The differentiation between Gleason 3 + 4 and 4 + 3 as Grade Groups 2 and 3 is also an important advance that will improve patient education and future studies of PCa, Dr. Penson said. “Specifically, many administrative and institutional databases fail to differentiate between 3 + 4 and 4 + 3 disease, reporting both as Gleason score 7, he said. “This is probably not the optimal approach given that studies show that there are differences in outcomes between the 2 groups.”

Although the proposed Grade Group system is an advance, some questions still remain, Dr. Penson said. The validation data presented by Dr. Epstein uses biochemical recurrence-free survival as the endpoint, Dr. Penson pointed out.  “As we know, not all biochemical recurrences result in a clinical event such as metastasis or death and, of course, the definition of a biochemical recurrence differs between surgery and radiation. It’s also not entirely clear to me how patients who have a tertiary Gleason pattern on prostatectomy will be graded in the new system.”

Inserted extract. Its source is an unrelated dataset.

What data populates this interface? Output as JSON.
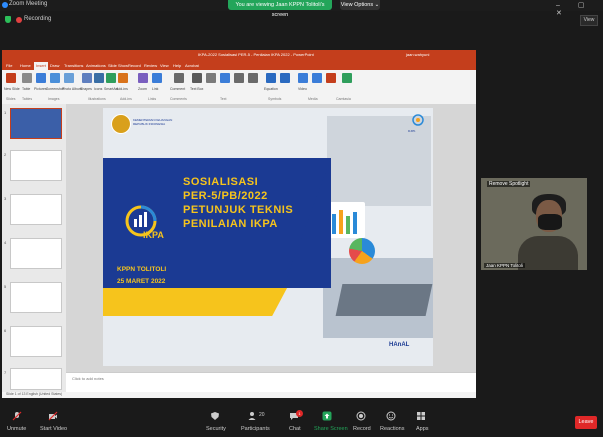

Given these and other remaining questions, further study of the new system is needed. “That being said, however, it is definitely time for us to take a critical look at the Gleason grading system and develop better approaches to pathologic grading of prostate cancer,” Dr. Penson said. “Gleason developed his scoring system roughly 50 years ago. Our understanding of prostate cancer has obviously advanced exponentially since then.  The new grading system is definitely a big step forward in the care of this disease.”